Astra/US has had it's problems lately, but unfortunately those 'migrated' to the eu server as well. Hopefully, they learned their lesson that 'cross-pollination', while a fairly decent idea, needed to have a bit more cross-checking built into the routine than they had.

Hypatia
09-21-2011, 10:02 PM
ive been having problems with AW EU for 1-2 hours already
Speed is low, but what is more important connections just keep dying. I download something then it drops to zero for some time.

fakejohnson
09-22-2011, 02:48 AM
Generally speaking I always thought latency didn't matter for downloading... only live action things like gaming. I was downloading at a constant 20Mbps from AW EU last night, faster than torrent, filelocker, etc... probably the fastest I've downloaded anything in my life. :-) I'm pretty sure bandwidth is all that matters here.

No problems so far with completion, but I haven't grabbed much yet.

mjmacky
09-22-2011, 04:51 AM
Latency has a bit to do with your overall bandwidth yes. The stream of data isn't continuous, it's sent in packets, which has announcements from origin confirmation from the receiving end. If the latency was high, dropped packets or not, your bandwidth will start to suffer due to delay and overhead. It won't be major or damning though, just a little bit off the top.

unoriginal
09-22-2011, 09:51 PM
After reading many threads here I decided on Astraweb. Upon signing up, I noticed they have 3 servers: "general," USA and Europe.

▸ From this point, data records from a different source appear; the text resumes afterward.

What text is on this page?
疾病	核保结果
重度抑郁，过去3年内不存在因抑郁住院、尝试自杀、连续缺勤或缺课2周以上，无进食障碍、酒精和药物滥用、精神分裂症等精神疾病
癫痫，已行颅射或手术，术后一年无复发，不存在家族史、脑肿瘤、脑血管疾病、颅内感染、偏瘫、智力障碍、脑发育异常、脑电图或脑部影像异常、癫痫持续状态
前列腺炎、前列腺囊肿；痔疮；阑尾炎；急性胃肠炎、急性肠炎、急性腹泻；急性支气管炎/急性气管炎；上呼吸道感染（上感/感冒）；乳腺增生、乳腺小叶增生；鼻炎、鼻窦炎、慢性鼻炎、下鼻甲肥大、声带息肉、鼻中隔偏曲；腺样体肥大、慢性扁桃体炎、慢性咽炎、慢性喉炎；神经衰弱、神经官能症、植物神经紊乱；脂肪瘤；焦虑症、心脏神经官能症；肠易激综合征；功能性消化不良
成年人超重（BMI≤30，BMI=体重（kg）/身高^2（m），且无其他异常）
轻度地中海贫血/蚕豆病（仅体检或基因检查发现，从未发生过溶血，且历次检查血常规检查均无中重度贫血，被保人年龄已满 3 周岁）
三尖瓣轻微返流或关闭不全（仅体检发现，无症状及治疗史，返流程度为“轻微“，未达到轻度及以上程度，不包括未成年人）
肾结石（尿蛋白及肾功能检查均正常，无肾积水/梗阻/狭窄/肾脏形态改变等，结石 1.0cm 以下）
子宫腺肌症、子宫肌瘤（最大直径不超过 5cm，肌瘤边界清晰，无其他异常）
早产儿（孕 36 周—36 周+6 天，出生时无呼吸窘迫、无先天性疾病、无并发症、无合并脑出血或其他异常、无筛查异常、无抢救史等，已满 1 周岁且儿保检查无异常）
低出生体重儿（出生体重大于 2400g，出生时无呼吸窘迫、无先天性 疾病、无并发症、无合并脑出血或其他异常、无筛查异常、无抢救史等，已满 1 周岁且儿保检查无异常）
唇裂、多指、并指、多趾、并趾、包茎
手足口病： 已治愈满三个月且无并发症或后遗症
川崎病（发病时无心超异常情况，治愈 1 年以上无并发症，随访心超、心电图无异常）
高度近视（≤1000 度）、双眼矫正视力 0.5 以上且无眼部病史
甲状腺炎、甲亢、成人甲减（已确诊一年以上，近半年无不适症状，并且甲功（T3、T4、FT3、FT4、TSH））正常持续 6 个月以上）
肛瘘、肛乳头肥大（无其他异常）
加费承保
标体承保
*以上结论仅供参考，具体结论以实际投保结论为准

And they only have two server farms: US and EU. The "general" setting will simply pick the closest farm to you via geo-location using your IP address. So avoid using something non-specific if you want to guarantee where your downloads will be coming from. Not that I think it will make any difference just like the other posters have said.

zot
09-26-2011, 06:05 AM
Latency affects speed a great deal when downloading on a single connection but high latency has very little adverse effect when using multiple connections because the "waiting period" of each connection is offset by the overlap of packet arrivals of the other connections . I've always been able to max out my bandwidth on either US or EU servers -- the only difference being that the more distant server requires a higher number of connections to achieve the same bandwidth saturation.

But I suppose it's quite possible that people who have hyper-fast internet service (30 to 100 megabit+) might only be able to max-out on a close server, given that most usenet accounts limit the number of connections.